Monday, March 16, 2009

How Obama's lofty campaign promises are crippling his own administration

The editors of The New Republic say:

Large blocks of government offices sit unfilled and critical jobs--those involved in managing the global economy, for example--go unperformed. Talk to those administration recruiters, and they'll complain about the difficulty of finding bodies to fill the posts. ... [T]hey have been deterred by one of the most rigorous human-resources operations in history. ...

As the [Washington] Post reported last week, the "intensified vetting process has left dozens of President Obama's picks to run the government mired in a seemingly endless confirmation limbo, frustrated and cut off from the departments they are waiting to serve and unable to perform their new duties."

Why the confirmation constipation? For one, there are more than a thousand presidential appointees that require Senate approval. Each has to pass a rigorous security check by the FBI, which conducts copious interviews not only with the nominee, but also with myriad acquaintances and colleagues. (One college president who was vetted for a part-time advisory-board position during the Clinton administration recalls FBI agents knocking on the doors of his fraternity-house neighbors to verify his character.)

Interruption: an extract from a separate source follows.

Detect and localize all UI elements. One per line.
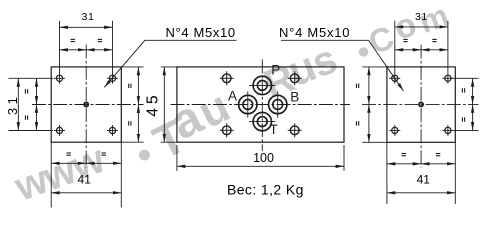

Obama's insistence on having the most transparent administration in U.S. history has slowed the process even further, and his high-minded ethics standards have limited his ability to consider the full scope of talent. While the revolving door should be closed to lobbyists, there's something absurd about a process that treats human rights activists and consumer advocates as the ethical equivalent of K Street sharks, shutting them out of government. ...

President Obama needs to streamline this process before he erodes not only the willingness to serve, but his own ability to govern.

UPDATE: Matthew Yglesias (who, like me, has supported Obama since the early days of the presidential race) says this about Obama's anti-lobbyist pledge:
Way back in August 2007 I criticized Obama’s lobbyist pledge as “meaningless grandstanding.” That turns out to have been too optimistic....

[D]umb as the pledge was, it’s dumber still to stick with it. Flip-flopping will look bad, but nobody will care in 2012 about an old flip-flop. By contrast, lots of people will care by 2012 if we’re in the midst of a prolonged depression. The premium has to be on getting smart, effective people in place in order to frame and implement smart, effective policy. At the moment, Obama is still floating on a positive image and the fact that people rightly blame his predecessor for the current situation being so bad. But that brand isn’t going to be worth anything in a couple of years unless he brings back growth. He should admit that the initial pledge was ill-considered and a bit cynical and that it would be even more cynical to stick with a mistaken promise merely in order to avoid the need to admit a mistake.